CSE 228: Week 3 Part 2
JPEG continued and MPEG Introduction
JPEG Stages

Quantization:
JPEG utilizes a quantization table in order to quantize the results of the DCT. Remember that JPEG is a lossy compression scheme. Quantization allows us to define which elements should receive fine quantization and which elements should receive coarse quantization. Those elements that receive a finer quantization will be reconstructed close or exactly the same as the original image, while those elements that receive coarse quantization will not be reconstructed as accurately, if at all. A quantization table is an 8x8 matrix of integers that correspond to the results of the DCT. Each entry in this table is an 8-bit integer. To quantize the data, one merely divides the result of the DCT by the quantization value and keeps the integer portion of the result. Therefore, the higher the integer in the quantization table, the coarser and more compressed the result becomes. This quantization table is defined by the compression application, not by the JPEG standard.

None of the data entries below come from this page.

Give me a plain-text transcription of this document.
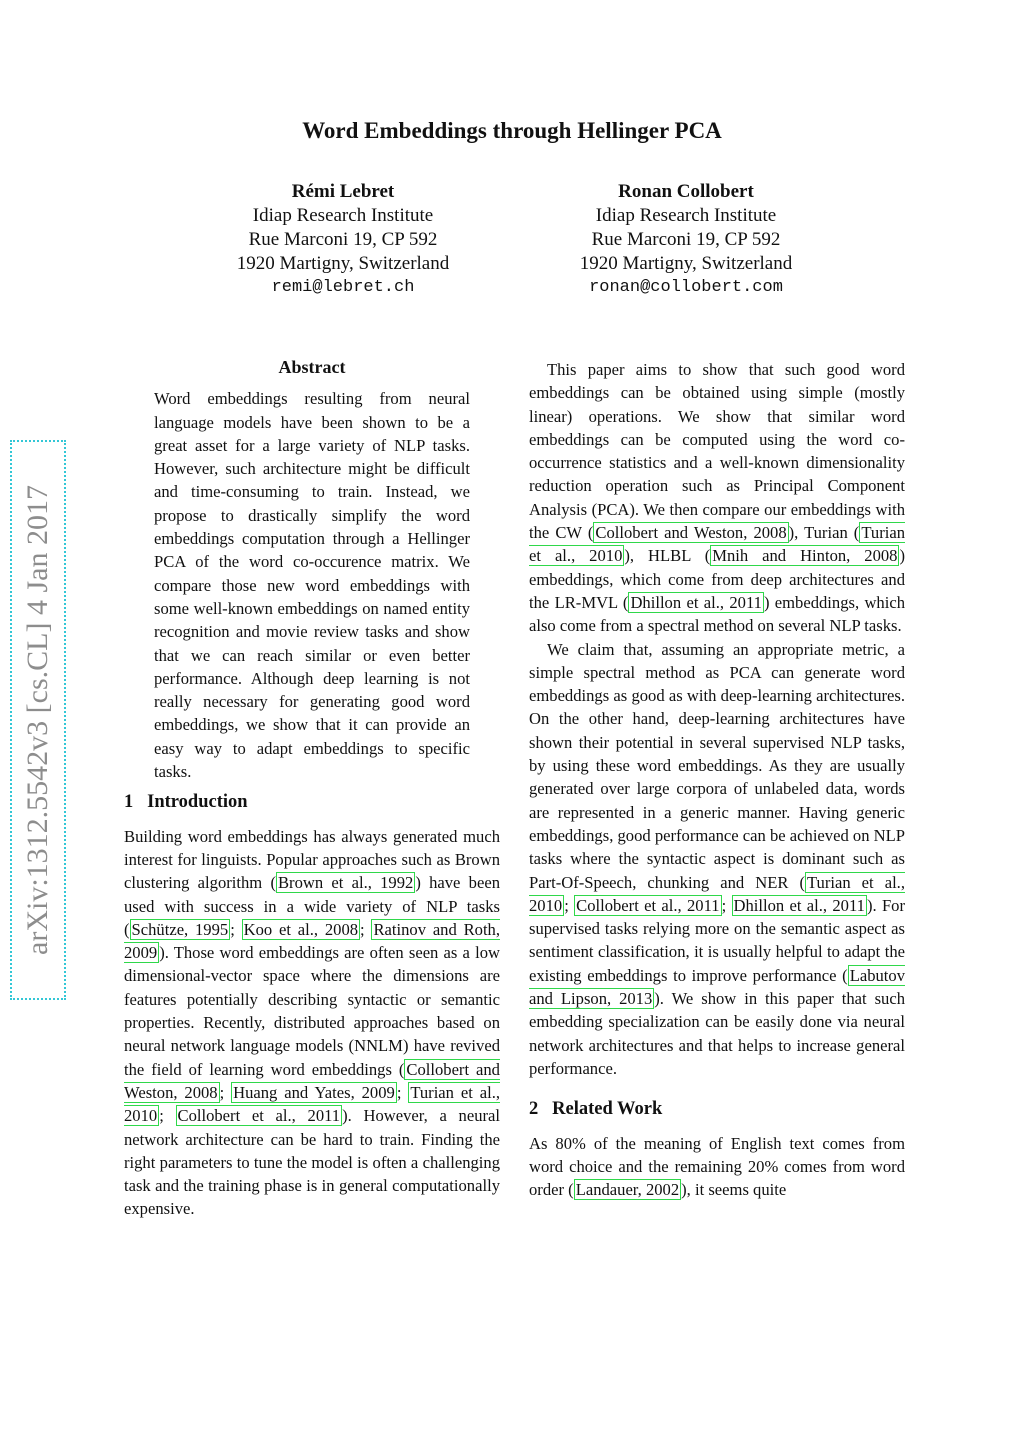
Word Embeddings through Hellinger PCA
Rémi Lebret
Idiap Research Institute
Rue Marconi 19, CP 592
1920 Martigny, Switzerland
remi@lebret.ch
Ronan Collobert
Idiap Research Institute
Rue Marconi 19, CP 592
1920 Martigny, Switzerland
ronan@collobert.com
arXiv:1312.5542v3 [cs.CL] 4 Jan 2017
Abstract

Word embeddings resulting from neural language models have been shown to be a great asset for a large variety of NLP tasks. However, such architecture might be difficult and time-consuming to train. Instead, we propose to drastically simplify the word embeddings computation through a Hellinger PCA of the word co-occurence matrix. We compare those new word embeddings with some well-known embeddings on named entity recognition and movie review tasks and show that we can reach similar or even better performance. Although deep learning is not really necessary for generating good word embeddings, we show that it can provide an easy way to adapt embeddings to specific tasks.

1 Introduction

Building word embeddings has always generated much interest for linguists. Popular approaches such as Brown clustering algorithm ( Brown et al., 1992 ) have been used with success in a wide variety of NLP tasks ( Schütze, 1995 ; Koo et al., 2008 ; Ratinov and Roth, 2009 ). Those word embeddings are often seen as a low dimensional-vector space where the dimensions are features potentially describing syntactic or semantic properties. Recently, distributed approaches based on neural network language models (NNLM) have revived the field of learning word embeddings ( Collobert and Weston, 2008 ; Huang and Yates, 2009 ; Turian et al., 2010 ; Collobert et al., 2011 ). However, a neural network architecture can be hard to train. Finding the right parameters to tune the model is often a challenging task and the training phase is in general computationally expensive.

This paper aims to show that such good word embeddings can be obtained using simple (mostly linear) operations. We show that similar word embeddings can be computed using the word co-occurrence statistics and a well-known dimensionality reduction operation such as Principal Component Analysis (PCA). We then compare our embeddings with the CW ( Collobert and Weston, 2008 ), Turian ( Turian et al., 2010 ), HLBL ( Mnih and Hinton, 2008 ) embeddings, which come from deep architectures and the LR-MVL ( Dhillon et al., 2011 ) embeddings, which also come from a spectral method on several NLP tasks.

We claim that, assuming an appropriate metric, a simple spectral method as PCA can generate word embeddings as good as with deep-learning architectures. On the other hand, deep-learning architectures have shown their potential in several supervised NLP tasks, by using these word embeddings. As they are usually generated over large corpora of unlabeled data, words are represented in a generic manner. Having generic embeddings, good performance can be achieved on NLP tasks where the syntactic aspect is dominant such as Part-Of-Speech, chunking and NER ( Turian et al., 2010 ; Collobert et al., 2011 ; Dhillon et al., 2011 ). For supervised tasks relying more on the semantic aspect as sentiment classification, it is usually helpful to adapt the existing embeddings to improve performance ( Labutov and Lipson, 2013 ). We show in this paper that such embedding specialization can be easily done via neural network architectures and that helps to increase general performance.

2 Related Work

As 80% of the meaning of English text comes from word choice and the remaining 20% comes from word order ( Landauer, 2002 ), it seems quite
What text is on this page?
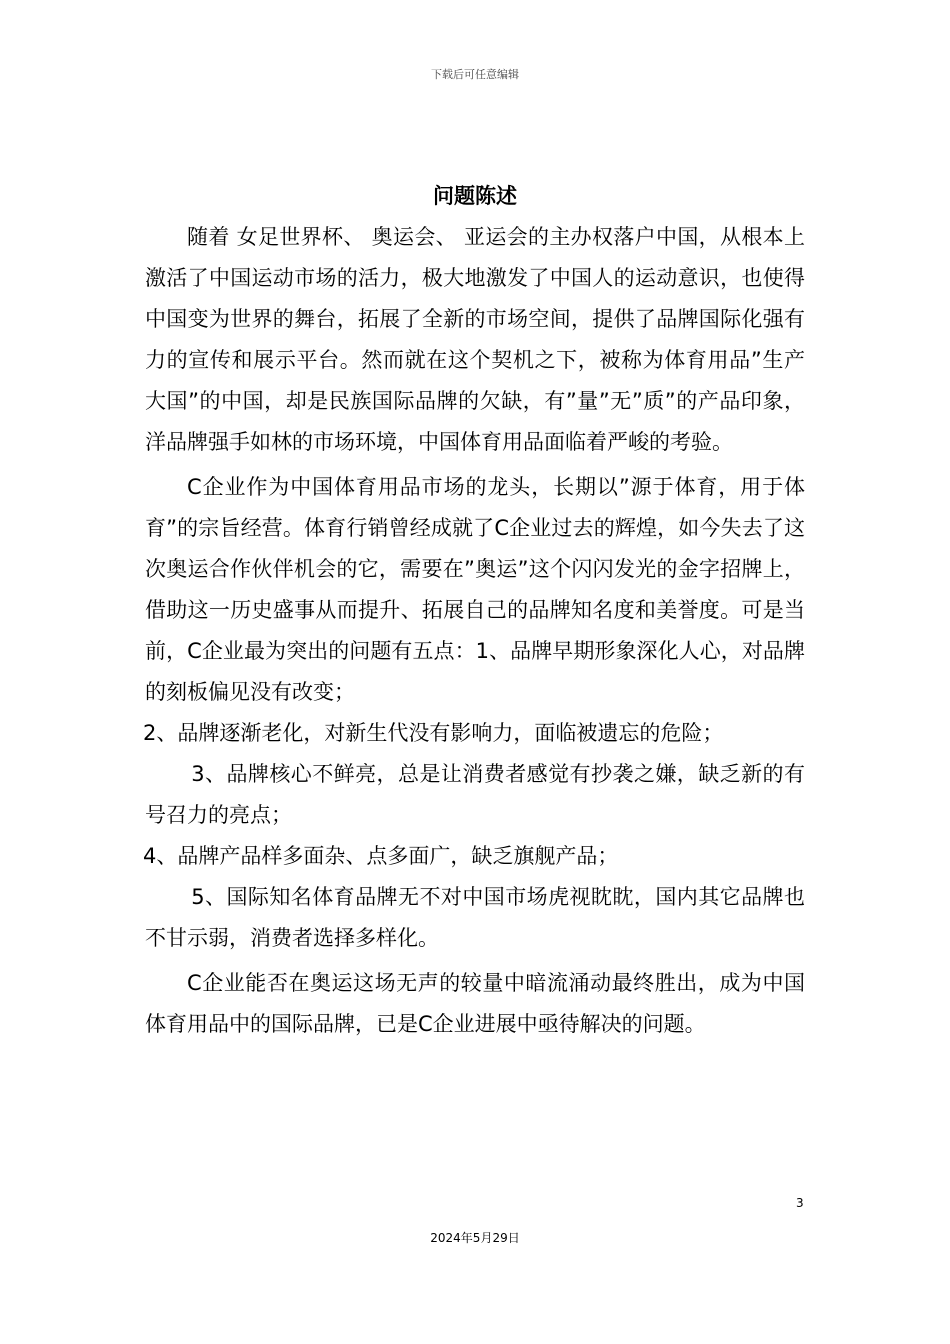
下载后可任意编辑
问题陈述

随着 女足世界杯、 奥运会、 亚运会的主办权落户中国，从根本上激活了中国运动市场的活力，极大地激发了中国人的运动意识，也使得中国变为世界的舞台，拓展了全新的市场空间，提供了品牌国际化强有力的宣传和展示平台。然而就在这个契机之下，被称为体育用品”生产大国”的中国，却是民族国际品牌的欠缺，有”量”无”质”的产品印象，洋品牌强手如林的市场环境，中国体育用品面临着严峻的考验。

C企业作为中国体育用品市场的龙头，长期以”源于体育，用于体育”的宗旨经营。体育行销曾经成就了C企业过去的辉煌，如今失去了这次奥运合作伙伴机会的它，需要在”奥运”这个闪闪发光的金字招牌上，借助这一历史盛事从而提升、拓展自己的品牌知名度和美誉度。可是当前，C企业最为突出的问题有五点：1、品牌早期形象深化人心，对品牌的刻板偏见没有改变；

2、品牌逐渐老化，对新生代没有影响力，面临被遗忘的危险；

3、品牌核心不鲜亮，总是让消费者感觉有抄袭之嫌，缺乏新的有号召力的亮点；

4、品牌产品样多面杂、点多面广，缺乏旗舰产品；

5、国际知名体育品牌无不对中国市场虎视眈眈，国内其它品牌也不甘示弱，消费者选择多样化。

C企业能否在奥运这场无声的较量中暗流涌动最终胜出，成为中国体育用品中的国际品牌，已是C企业进展中亟待解决的问题。

3
2024年5月29日
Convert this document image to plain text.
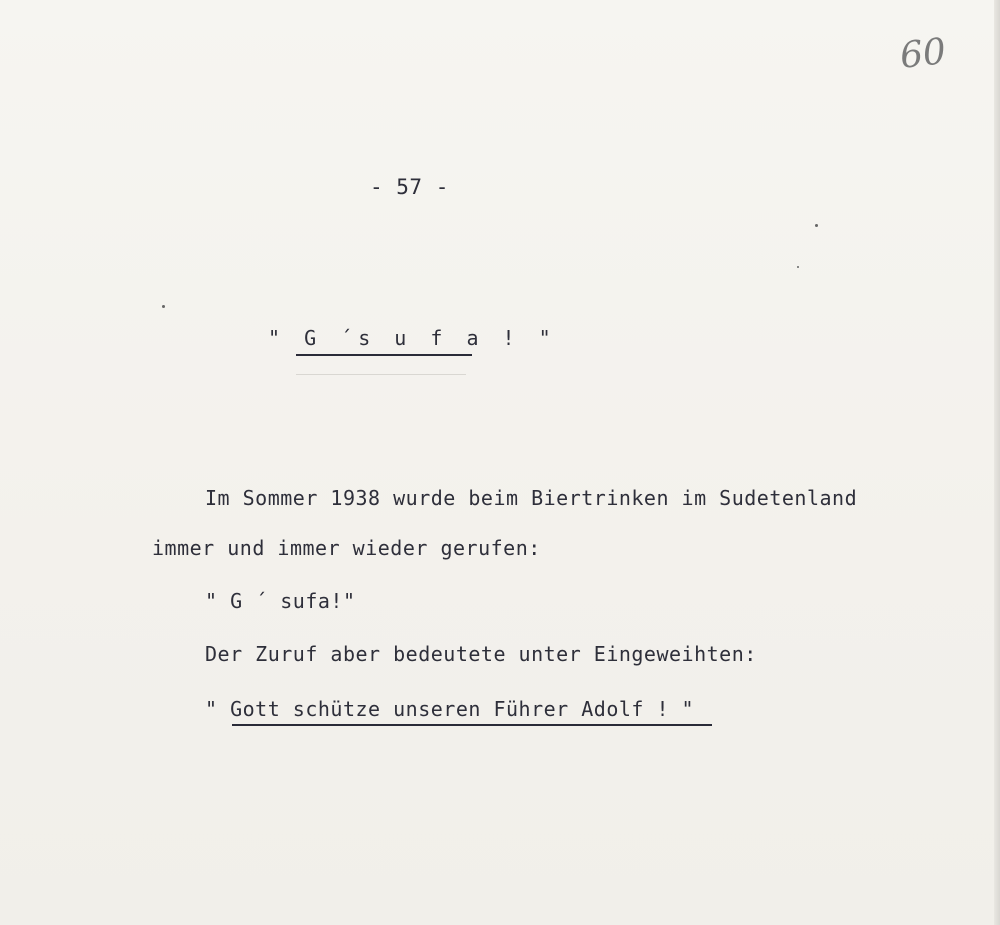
60
- 57 -
" G ´s u f a ! "
Im Sommer 1938 wurde beim Biertrinken im Sudetenland
immer und immer wieder gerufen:
" G ´ sufa!"
Der Zuruf aber bedeutete unter Eingeweihten:
" Gott schütze unseren Führer Adolf ! "
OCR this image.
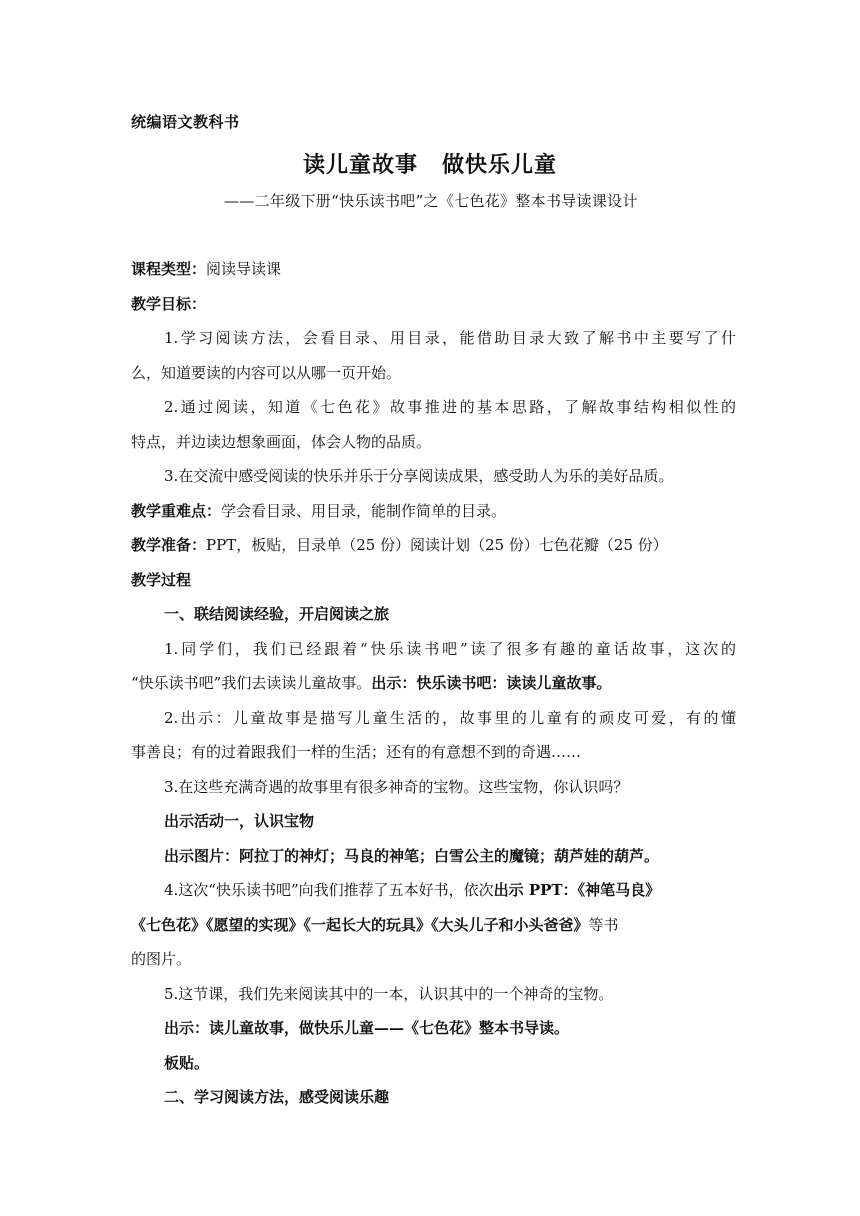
统编语文教科书
读儿童故事 做快乐儿童
——二年级下册“快乐读书吧”之《七色花》整本书导读课设计
课程类型：阅读导读课
教学目标：
1.学习阅读方法，会看目录、用目录，能借助目录大致了解书中主要写了什
么，知道要读的内容可以从哪一页开始。
2.通过阅读，知道《七色花》故事推进的基本思路，了解故事结构相似性的
特点，并边读边想象画面，体会人物的品质。
3.在交流中感受阅读的快乐并乐于分享阅读成果，感受助人为乐的美好品质。
教学重难点：学会看目录、用目录，能制作简单的目录。
教学准备：PPT，板贴，目录单（25 份）阅读计划（25 份）七色花瓣（25 份）
教学过程
一、联结阅读经验，开启阅读之旅
1.同学们，我们已经跟着“快乐读书吧”读了很多有趣的童话故事，这次的
“快乐读书吧”我们去读读儿童故事。出示：快乐读书吧：读读儿童故事。
2.出示：儿童故事是描写儿童生活的，故事里的儿童有的顽皮可爱，有的懂
事善良；有的过着跟我们一样的生活；还有的有意想不到的奇遇……
3.在这些充满奇遇的故事里有很多神奇的宝物。这些宝物，你认识吗？
出示活动一，认识宝物
出示图片：阿拉丁的神灯；马良的神笔；白雪公主的魔镜；葫芦娃的葫芦。
4.这次“快乐读书吧”向我们推荐了五本好书，依次出示 PPT：《神笔马良》
《七色花》《愿望的实现》《一起长大的玩具》《大头儿子和小头爸爸》等书
的图片。
5.这节课，我们先来阅读其中的一本，认识其中的一个神奇的宝物。
出示：读儿童故事，做快乐儿童——《七色花》整本书导读。
板贴。
二、学习阅读方法，感受阅读乐趣
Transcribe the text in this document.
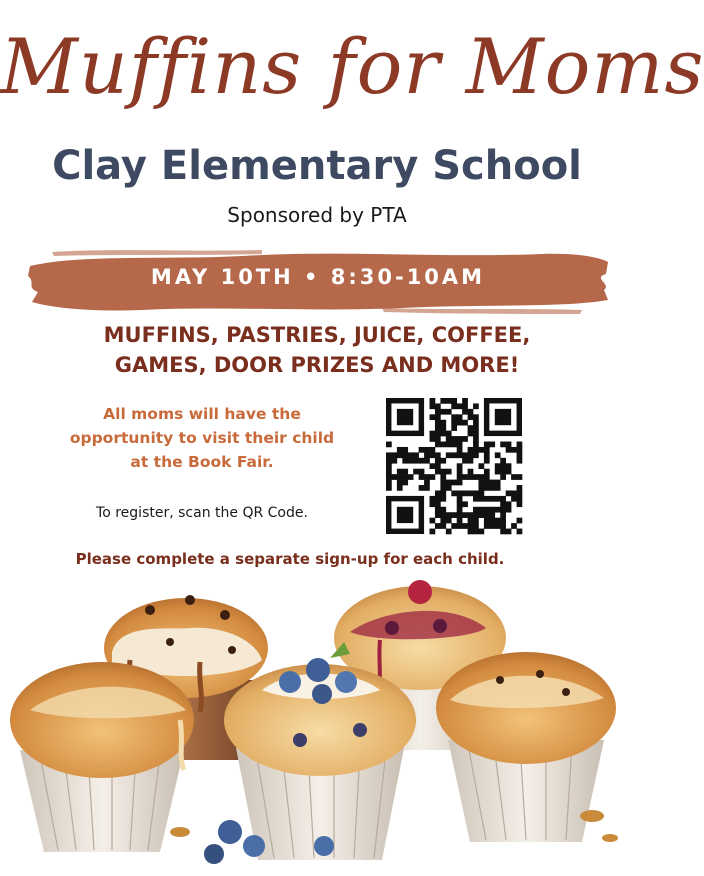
Muffins for Moms
Clay Elementary School
Sponsored by PTA
MAY 10TH • 8:30-10AM
MUFFINS, PASTRIES, JUICE, COFFEE,
GAMES, DOOR PRIZES AND MORE!
All moms will have the
opportunity to visit their child
at the Book Fair.
To register, scan the QR Code.
Please complete a separate sign-up for each child.
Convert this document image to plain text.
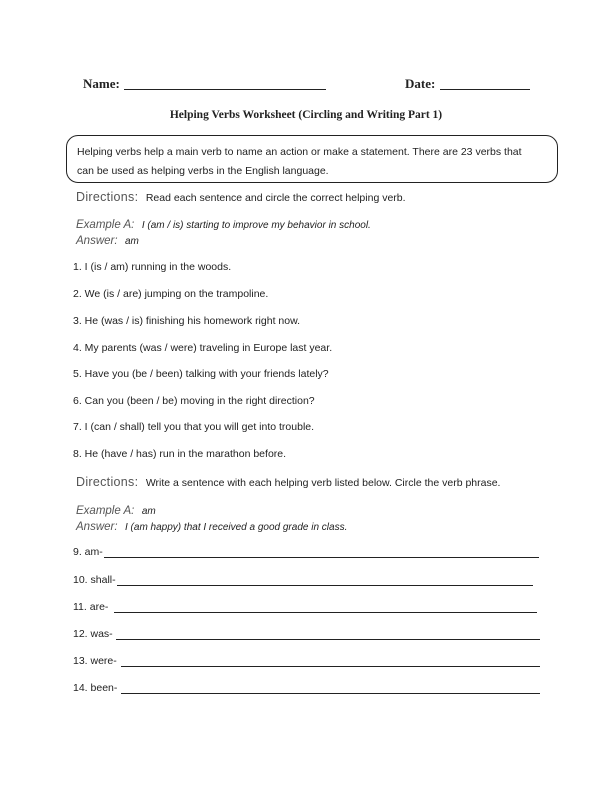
Name:	Date:
Helping Verbs Worksheet (Circling and Writing Part 1)
Helping verbs help a main verb to name an action or make a statement. There are 23 verbs that
can be used as helping verbs in the English language.
Directions: Read each sentence and circle the correct helping verb.
Example A: I (am / is) starting to improve my behavior in school.
Answer: am
1. I (is / am) running in the woods.
2. We (is / are) jumping on the trampoline.
3. He (was / is) finishing his homework right now.
4. My parents (was / were) traveling in Europe last year.
5. Have you (be / been) talking with your friends lately?
6. Can you (been / be) moving in the right direction?
7. I (can / shall) tell you that you will get into trouble.
8. He (have / has) run in the marathon before.
Directions: Write a sentence with each helping verb listed below. Circle the verb phrase.
Example A: am
Answer: I (am happy) that I received a good grade in class.
9. am-
10. shall-
11. are-
12. was-
13. were-
14. been-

A great deal of work goes into creating "good" quantization tables that achieve both good image quality and good compression. Also, because it is not defined by the standard, this quantization table must be stored with the compressed image in order to decompress it.
Entropy Encoding:
Last time we saw that DCT converts the spatial intensity values into the frequency domain and orders the results in a zig-zag sequence. Also, we saw that the there tends to be little or no high-frequency change in an 8x8 block. Here is where we really use this to our advantage. The first step in entropy encoding is to Run-Length Encode the zero values. Because there will be many zeroes in the high-frequency results of the DCT, we can produce long run-length encoded strings of zeroes with the zig-zag sequence. As an example, consider an image that only has non-zero values for the DC and the first two AC coefficients. If we encode row-by-row, we get DC, AC1, {0,6}; AC2, {0,7};{0,8};{0,8}; If we use the zig-zag sequence, however, we get DC,AC1,AC2,{0,61}, a tremendous space savings! Another important point to remember here is that the DC coefficients are encoded as differences from the previous DC coefficient (except for the DC coefficient of the first block, which obviously cannot do this). Because there tends to be little change from block-to-block, this gives us additional space savings. The final step in entropy encoding is to Huffman code the results. The Huffman algorithm can also have a table specified by the JPEG application, or it can create its own by examining the data. In either case, this must also be written with the compressed results in order to decompress.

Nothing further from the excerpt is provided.